The 2012 ASCO report contains two new sections, on tumor biology and quality cancer care. Also included is a section on “ASCO in Action”, which highlights the year's most important cancer policy developments and issues (including U.S. cancer drug shortages), cancer care guidelines, ASCO's initiative to build a rapid learning system for oncology (CancerLinQ—OT 8/25/12), and its recommendations for improving the quality of care through its Choosing Wisely campaign (OT, 6/25/12).
The report specifically addresses ways of overcoming treatment resistance, noting that cancerous tumors routinely acquire genomic changes, some of which allow them to evade or counter a given anti-cancer therapy.
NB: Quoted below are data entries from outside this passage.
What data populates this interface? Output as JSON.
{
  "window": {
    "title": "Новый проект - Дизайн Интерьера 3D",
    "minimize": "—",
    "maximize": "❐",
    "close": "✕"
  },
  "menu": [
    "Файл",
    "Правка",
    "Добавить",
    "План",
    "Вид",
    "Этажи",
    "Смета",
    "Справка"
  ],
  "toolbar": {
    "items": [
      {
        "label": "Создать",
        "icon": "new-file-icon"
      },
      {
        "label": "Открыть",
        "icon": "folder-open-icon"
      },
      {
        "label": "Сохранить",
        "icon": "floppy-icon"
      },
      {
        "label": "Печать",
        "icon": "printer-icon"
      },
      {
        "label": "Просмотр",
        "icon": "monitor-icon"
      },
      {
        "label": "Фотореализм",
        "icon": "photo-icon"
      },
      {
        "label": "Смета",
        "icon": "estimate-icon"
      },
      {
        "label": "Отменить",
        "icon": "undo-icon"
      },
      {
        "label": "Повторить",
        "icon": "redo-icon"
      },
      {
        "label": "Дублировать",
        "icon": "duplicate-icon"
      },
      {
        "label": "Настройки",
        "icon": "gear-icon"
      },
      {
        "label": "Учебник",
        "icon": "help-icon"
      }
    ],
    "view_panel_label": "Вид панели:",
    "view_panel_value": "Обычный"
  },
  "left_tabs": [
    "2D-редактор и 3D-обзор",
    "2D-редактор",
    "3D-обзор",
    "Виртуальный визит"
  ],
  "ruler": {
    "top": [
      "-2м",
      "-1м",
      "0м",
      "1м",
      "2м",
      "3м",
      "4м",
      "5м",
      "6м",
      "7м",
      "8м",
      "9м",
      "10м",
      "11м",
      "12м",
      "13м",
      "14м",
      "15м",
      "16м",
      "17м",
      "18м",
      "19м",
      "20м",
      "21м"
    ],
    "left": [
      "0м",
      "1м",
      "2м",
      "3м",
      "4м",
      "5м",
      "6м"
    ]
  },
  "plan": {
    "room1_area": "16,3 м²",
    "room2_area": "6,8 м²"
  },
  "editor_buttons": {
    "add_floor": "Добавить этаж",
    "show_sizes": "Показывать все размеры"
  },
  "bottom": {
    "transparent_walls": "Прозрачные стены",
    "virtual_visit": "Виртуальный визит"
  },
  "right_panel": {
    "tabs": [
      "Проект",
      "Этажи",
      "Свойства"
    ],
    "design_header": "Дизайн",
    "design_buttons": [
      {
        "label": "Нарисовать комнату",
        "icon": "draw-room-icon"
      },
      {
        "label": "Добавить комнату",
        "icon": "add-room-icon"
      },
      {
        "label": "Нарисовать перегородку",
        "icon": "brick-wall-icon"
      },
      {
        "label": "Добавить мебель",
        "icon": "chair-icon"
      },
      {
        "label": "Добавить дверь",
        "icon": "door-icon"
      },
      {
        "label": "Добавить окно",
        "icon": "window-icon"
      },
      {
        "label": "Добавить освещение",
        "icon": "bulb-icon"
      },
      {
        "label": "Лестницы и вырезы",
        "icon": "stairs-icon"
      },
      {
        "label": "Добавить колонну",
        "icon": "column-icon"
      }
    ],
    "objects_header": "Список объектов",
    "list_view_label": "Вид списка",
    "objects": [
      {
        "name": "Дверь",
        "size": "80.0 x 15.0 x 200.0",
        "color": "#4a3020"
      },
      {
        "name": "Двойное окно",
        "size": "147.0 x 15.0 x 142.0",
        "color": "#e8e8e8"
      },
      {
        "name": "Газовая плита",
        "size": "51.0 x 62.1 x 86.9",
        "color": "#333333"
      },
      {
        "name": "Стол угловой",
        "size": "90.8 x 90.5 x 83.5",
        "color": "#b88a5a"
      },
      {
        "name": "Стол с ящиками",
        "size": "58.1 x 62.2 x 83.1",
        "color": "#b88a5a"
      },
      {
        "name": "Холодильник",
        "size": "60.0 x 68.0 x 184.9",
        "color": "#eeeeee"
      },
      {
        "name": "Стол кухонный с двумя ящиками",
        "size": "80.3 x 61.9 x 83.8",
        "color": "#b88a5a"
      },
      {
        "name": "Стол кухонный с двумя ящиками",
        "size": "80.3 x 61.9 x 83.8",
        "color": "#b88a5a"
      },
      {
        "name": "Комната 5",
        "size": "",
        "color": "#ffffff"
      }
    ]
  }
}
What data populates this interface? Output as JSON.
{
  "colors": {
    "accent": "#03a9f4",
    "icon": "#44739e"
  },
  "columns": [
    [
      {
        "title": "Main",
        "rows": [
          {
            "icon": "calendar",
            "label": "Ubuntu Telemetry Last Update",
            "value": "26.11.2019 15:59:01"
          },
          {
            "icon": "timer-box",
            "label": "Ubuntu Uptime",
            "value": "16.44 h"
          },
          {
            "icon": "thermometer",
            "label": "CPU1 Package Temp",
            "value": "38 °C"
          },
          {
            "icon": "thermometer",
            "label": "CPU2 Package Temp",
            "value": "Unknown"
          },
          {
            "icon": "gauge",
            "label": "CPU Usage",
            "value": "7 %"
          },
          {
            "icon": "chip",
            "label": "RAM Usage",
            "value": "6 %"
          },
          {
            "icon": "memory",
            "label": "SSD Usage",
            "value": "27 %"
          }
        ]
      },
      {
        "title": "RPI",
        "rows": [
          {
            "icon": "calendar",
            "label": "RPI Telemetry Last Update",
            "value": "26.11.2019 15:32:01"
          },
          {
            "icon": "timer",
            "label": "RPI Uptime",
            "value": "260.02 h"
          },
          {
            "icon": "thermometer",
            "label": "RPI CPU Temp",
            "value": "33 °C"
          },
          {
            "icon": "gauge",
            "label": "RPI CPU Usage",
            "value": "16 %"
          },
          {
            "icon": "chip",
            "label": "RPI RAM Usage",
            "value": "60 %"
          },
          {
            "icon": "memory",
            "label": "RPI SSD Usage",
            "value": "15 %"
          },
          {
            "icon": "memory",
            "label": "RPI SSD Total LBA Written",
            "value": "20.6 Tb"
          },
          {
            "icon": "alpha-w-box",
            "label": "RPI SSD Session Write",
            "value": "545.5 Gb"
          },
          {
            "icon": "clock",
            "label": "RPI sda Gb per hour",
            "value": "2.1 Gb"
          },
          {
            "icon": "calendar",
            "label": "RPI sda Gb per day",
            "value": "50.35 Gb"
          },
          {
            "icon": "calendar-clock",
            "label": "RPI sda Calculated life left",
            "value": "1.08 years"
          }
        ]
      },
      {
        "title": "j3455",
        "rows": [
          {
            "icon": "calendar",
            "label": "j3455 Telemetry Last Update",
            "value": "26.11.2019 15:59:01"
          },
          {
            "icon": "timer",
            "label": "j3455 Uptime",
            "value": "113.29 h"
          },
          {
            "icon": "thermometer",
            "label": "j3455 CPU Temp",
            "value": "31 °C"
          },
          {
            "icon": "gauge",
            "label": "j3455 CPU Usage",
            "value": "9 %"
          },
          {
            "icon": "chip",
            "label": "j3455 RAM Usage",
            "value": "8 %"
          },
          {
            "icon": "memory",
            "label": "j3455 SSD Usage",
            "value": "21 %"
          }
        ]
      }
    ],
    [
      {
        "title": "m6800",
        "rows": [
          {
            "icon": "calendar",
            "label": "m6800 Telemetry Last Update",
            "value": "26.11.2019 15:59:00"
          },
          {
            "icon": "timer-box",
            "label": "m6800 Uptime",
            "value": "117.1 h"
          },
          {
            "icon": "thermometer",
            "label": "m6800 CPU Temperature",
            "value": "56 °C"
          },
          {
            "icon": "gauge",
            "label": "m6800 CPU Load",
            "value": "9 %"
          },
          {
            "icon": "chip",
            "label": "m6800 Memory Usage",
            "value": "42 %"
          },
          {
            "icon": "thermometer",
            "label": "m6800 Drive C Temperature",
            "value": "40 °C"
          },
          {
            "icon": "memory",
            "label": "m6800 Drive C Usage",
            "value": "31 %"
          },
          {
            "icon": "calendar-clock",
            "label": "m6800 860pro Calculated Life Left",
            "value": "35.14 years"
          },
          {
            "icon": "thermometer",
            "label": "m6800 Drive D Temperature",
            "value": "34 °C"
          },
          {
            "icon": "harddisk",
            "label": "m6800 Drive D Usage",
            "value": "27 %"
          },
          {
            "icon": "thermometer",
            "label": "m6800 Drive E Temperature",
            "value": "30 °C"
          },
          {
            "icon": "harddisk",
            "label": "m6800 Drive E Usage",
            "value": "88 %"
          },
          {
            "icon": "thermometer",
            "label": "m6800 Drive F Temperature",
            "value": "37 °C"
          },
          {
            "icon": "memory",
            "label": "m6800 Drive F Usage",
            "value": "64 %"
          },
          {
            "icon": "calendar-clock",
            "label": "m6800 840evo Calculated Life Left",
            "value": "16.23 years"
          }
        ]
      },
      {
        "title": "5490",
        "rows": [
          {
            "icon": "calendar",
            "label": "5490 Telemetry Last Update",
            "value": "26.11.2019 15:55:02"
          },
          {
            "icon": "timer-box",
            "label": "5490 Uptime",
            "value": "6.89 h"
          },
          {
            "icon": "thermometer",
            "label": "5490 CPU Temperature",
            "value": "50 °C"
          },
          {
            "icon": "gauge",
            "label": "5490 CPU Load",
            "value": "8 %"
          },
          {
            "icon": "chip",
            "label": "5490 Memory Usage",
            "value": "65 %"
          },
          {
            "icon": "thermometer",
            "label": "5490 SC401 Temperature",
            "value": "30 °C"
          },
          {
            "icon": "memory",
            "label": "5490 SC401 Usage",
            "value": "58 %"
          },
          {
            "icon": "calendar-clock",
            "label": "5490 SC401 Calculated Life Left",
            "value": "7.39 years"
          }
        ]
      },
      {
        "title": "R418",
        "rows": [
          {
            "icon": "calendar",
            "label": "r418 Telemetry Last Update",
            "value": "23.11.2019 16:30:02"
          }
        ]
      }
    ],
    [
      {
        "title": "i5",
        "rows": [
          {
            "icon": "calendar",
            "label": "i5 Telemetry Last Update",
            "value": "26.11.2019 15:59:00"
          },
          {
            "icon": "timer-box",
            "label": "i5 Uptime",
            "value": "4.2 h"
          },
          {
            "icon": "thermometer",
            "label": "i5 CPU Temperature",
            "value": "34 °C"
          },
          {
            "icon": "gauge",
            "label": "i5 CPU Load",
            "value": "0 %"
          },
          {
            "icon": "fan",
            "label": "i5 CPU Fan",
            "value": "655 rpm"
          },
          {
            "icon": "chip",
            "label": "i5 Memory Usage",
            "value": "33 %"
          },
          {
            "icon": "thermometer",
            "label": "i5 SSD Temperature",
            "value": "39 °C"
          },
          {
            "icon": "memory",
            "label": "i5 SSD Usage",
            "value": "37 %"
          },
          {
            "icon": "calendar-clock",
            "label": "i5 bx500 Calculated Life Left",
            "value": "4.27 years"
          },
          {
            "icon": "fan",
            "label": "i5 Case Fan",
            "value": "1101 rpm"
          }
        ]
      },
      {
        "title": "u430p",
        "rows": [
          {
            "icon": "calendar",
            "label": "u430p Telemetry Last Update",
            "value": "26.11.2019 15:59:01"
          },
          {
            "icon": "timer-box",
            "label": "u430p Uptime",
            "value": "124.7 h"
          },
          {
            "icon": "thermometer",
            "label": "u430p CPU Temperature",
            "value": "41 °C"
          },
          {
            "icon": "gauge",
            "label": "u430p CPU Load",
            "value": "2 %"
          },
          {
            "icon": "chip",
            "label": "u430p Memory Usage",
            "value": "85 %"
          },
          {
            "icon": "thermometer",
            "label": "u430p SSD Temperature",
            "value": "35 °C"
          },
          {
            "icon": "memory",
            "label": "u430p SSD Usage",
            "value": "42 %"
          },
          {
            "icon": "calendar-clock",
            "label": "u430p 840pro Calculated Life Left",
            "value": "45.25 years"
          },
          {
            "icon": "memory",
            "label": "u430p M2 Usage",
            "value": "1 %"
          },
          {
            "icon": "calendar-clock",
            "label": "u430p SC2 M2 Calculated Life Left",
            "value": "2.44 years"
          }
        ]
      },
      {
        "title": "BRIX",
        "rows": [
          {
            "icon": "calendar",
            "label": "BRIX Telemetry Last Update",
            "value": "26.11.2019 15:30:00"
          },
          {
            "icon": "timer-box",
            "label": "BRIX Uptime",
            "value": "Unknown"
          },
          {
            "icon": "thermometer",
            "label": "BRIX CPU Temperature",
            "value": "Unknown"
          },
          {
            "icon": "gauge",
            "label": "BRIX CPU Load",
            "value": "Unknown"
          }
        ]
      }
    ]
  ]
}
Indeed, the ASCO report cites a study showing that there are genetic variations within a single tumor and variations in the primary tumor and distant metastases within the same patient. “Researchers now know that even subtle genetic differences can make one tumor responsive and another resistant to the same drug,” the report states.
One strategy cited to overcome treatment resistance is to attack more than one target in a molecular pathway that has been found to be critical for a cancerous tumor's survival and growth. Multi-targeted drugs are one way for this strategy to work. As examples of multi-targeted anti-cancer drugs, the report cites:
- regorafenib, which treats patients with treatment-resistant GI stromal tumors (GISTs) and metastatic colorectal cancer;
- crizotinib, which has shown promising activity against aggressive forms of neuroblastoma and anaplastic large-cell lymphoma (ALCL) in children; and
- cabozantinib, which appears to slow the progression of persistent medullary thyroid carcinoma.
A second approach to treatment resistance is to treat cancer patients with two or more agents that target the same pathway. The report cites three studies of improved outcomes for patients with breast cancer when combining two HER2 agents and an aromatase inhibitor with an mTOR inhibitor. Additionally, the report cites early trial results showing that combining drugs that target mTOR and insulin-like growth factor receptor (IGF-R) delays the progression of metastatic sarcoma resistant to standard treatments.
This year's ASCO report has many accompanying resources, including an audio podcast on the report's highlights with Co-executive Editor Nicholas J. Vogelzang, MD, a medical oncologist at U.S. Oncology Research, Comprehensive Cancer Centers of Nevada. The report and additional resources are available at www.cancerprogress.net/cca.
New Anti-Cancer Therapies Cited by ASCO
The report highlights the following seven newly approved cancer drugs:
- Axitinib, for patients with advanced renal cell carcinoma who have not responded to other treatments specific to this cancer.
- Vismodegib, for patients with locally advanced basal cell cancer who are not candidates for surgery or radiation and for patients whose cancer has metastasized.
- Pertuzumab, for use in combination with trastuzumab and docetaxel as a first-line treatment for patients with HER2-positive metastatic breast cancer.
- Carfilzomib, for patients with multiple myeloma whose disease progressed despite at least two prior therapies, including bortezomib and an immunomodulatory agent.
- Ziv-aflibercept, for use with FOLFIRI chemotherapy (fluorouracil, leucovorin, irinotecan) in patients with metastatic colorectal cancer that is resistant to or has progressed following an oxaliplatin-containing regimen.
- Enzalutamide, for patients with metastatic castration-resistant prostate cancer who have previously received docetaxel.
- Regorafenib, for patients with metastatic colorectal cancer that has progressed despite standard treatments.